| | 要旨トップ | 受賞講演 一覧 | | 日本生態学会第73回全国大会 (2026年3月、京都) 講演要旨 ESJ73 Abstract |
第30回 日本生態学会宮地賞/The 30th Miyadi Award
植物は、環境の短期的な変動を無視し、長期的な傾向に応答することで、季節を認識していると考えられる。ノイズの中からシグナルを取り出すために、生物応答の根幹をなす遺伝子制御システムには、過去の環境を「記憶」する頑健性が求められる。エピジェネティクスは環境記憶を担う主要な仕組みであり、DNAメチル化やヒストン修飾を介して遺伝子発現のON/OFFを調節する。演者は、植物の環境応答の本質を理解するためには、実験室環境に加えて進化の現場である自然集団において遺伝子制御システムを調べることが必要と考え、野外調査・分子実験・ベイズ統計モデリング・機械学習などを組み合わせて研究を進めてきた。本講演では、以下の2つのトピックスを紹介する。

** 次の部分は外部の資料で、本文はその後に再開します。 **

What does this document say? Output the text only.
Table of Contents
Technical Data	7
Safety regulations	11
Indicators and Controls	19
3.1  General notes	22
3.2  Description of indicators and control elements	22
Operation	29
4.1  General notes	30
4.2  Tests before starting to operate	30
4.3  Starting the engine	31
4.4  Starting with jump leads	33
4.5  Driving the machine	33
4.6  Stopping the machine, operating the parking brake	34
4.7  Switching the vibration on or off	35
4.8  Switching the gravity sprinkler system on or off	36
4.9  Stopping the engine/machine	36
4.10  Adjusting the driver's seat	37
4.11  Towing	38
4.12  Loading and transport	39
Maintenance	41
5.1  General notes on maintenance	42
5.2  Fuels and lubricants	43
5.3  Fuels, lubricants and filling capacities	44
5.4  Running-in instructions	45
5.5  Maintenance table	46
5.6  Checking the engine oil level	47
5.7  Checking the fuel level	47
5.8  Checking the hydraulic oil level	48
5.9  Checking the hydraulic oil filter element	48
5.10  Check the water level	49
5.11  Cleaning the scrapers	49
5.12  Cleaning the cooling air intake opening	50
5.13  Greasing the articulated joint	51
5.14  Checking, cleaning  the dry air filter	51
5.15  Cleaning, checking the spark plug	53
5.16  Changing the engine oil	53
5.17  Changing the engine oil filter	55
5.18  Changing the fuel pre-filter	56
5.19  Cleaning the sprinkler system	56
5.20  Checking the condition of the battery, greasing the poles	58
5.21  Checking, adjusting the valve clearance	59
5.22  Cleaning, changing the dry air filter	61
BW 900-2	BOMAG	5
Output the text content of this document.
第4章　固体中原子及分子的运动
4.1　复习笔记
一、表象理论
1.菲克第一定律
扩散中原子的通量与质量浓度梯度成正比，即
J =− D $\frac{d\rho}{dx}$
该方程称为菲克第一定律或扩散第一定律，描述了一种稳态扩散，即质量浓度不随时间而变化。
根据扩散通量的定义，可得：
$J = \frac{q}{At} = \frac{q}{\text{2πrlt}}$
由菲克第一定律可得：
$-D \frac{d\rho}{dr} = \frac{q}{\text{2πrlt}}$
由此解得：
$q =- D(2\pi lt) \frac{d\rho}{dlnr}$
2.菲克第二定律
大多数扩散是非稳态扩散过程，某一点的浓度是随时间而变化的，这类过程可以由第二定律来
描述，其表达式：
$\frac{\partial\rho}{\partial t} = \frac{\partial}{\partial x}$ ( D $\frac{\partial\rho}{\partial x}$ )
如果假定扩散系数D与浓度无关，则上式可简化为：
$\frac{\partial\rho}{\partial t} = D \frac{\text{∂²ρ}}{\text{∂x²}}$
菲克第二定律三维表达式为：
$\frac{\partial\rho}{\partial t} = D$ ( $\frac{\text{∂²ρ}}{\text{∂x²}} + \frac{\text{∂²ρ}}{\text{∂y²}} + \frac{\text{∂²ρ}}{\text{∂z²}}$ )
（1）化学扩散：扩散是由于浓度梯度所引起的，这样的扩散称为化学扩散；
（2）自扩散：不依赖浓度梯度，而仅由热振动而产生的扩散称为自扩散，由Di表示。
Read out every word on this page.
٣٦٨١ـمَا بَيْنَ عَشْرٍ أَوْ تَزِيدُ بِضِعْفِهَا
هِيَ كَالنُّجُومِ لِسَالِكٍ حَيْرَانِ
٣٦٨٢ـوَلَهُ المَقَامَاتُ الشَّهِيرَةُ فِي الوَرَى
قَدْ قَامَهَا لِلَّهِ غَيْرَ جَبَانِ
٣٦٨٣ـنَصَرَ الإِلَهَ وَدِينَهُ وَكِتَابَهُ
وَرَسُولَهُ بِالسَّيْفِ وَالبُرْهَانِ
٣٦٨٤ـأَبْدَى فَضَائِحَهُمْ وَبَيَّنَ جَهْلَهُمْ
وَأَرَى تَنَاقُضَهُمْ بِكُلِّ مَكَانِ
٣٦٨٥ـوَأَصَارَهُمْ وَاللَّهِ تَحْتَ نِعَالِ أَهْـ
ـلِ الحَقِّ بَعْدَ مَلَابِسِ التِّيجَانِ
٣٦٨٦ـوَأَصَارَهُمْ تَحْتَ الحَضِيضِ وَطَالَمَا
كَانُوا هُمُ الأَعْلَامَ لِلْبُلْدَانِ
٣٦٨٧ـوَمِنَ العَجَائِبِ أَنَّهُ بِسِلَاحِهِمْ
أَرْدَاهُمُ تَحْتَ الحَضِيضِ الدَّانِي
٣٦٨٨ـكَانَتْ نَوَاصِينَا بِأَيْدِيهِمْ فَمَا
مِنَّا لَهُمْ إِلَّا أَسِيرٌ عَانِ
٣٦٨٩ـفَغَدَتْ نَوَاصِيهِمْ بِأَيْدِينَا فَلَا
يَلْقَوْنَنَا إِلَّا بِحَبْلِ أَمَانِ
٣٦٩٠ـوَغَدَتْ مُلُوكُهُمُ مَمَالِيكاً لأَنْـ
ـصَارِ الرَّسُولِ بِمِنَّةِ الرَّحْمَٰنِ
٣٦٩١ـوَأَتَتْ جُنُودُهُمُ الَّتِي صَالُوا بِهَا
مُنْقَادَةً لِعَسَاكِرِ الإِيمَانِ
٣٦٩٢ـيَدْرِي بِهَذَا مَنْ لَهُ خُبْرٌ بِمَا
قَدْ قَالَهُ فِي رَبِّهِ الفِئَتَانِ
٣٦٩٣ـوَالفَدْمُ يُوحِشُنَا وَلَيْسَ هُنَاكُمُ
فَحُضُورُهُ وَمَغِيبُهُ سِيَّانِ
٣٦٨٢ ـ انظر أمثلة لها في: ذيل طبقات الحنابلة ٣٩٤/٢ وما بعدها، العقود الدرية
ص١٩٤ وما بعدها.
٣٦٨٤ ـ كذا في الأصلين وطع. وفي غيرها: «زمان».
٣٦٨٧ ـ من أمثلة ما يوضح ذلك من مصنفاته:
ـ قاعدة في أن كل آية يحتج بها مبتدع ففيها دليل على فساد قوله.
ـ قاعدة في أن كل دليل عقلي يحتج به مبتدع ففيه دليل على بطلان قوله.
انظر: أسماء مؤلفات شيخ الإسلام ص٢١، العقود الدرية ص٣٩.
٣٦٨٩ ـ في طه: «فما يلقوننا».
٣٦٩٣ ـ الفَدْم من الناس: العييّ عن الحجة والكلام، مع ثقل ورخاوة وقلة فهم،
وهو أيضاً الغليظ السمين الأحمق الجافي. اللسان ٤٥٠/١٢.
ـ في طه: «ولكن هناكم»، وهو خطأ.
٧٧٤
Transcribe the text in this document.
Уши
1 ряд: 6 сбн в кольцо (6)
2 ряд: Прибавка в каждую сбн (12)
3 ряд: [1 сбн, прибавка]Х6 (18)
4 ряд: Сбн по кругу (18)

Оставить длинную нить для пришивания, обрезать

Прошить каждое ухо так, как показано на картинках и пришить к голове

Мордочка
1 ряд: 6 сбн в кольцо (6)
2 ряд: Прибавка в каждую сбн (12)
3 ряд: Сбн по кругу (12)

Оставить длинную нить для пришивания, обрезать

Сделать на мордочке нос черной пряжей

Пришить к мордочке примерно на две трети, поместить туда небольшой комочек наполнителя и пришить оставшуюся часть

冬の記憶を担う遺伝子FLOWERING LOCUS C(FLC)および全遺伝子のエピジェネティック修飾(エピゲノム)の季節制御
モデル植物シロイヌナズナにおいて、花成抑制遺伝子FLCの発現は長期低温(春化処理)に応答して低下する。その際、遺伝子発現を抑制するヒストン修飾H3K27me3がFLC領域に蓄積し、暖温移行後も発現抑制が保たれる。演者はシロイヌナズナ属のハクサンハタザオを用いた研究を行い、H3K27me3の蓄積がFLC発現の短期的な気温応答を防ぐ役割を持つことを示した。また従来、エピジェネティック制御は遺伝子発現の上流で働くと考えられてきたが、むしろ多くの遺伝子でヒストン修飾が発現変化から遅れて変化すること、H3K27me3の遅れが環境記憶に関わり得ることが、エピゲノムの季節解析により明らかとなった。
季節砂時計モデル
発生砂時計は、胚発生の中期に形質が進化的に保存的となる現象であり、近年の全遺伝子発現(トランスクリプトーム)解析によって支持されている。演者はハクサンハタザオの季節トランスクリプトームおよびエピゲノム解析から、発現遺伝子の齢構成が季節に沿って周期的に変化することを発見した。進化的に古い遺伝子群は冬に、新しい遺伝子群は夏に優先的に発現し、それぞれ保存的な基礎代謝と系統特異的な防御応答を反映していた。また、実験室における温度操作実験により、気温だけでこのパターンを再現できることがわかった。したがって、砂時計型の遺伝子制御は、発生過程および環境制約下に共通する戦略であると考えられる。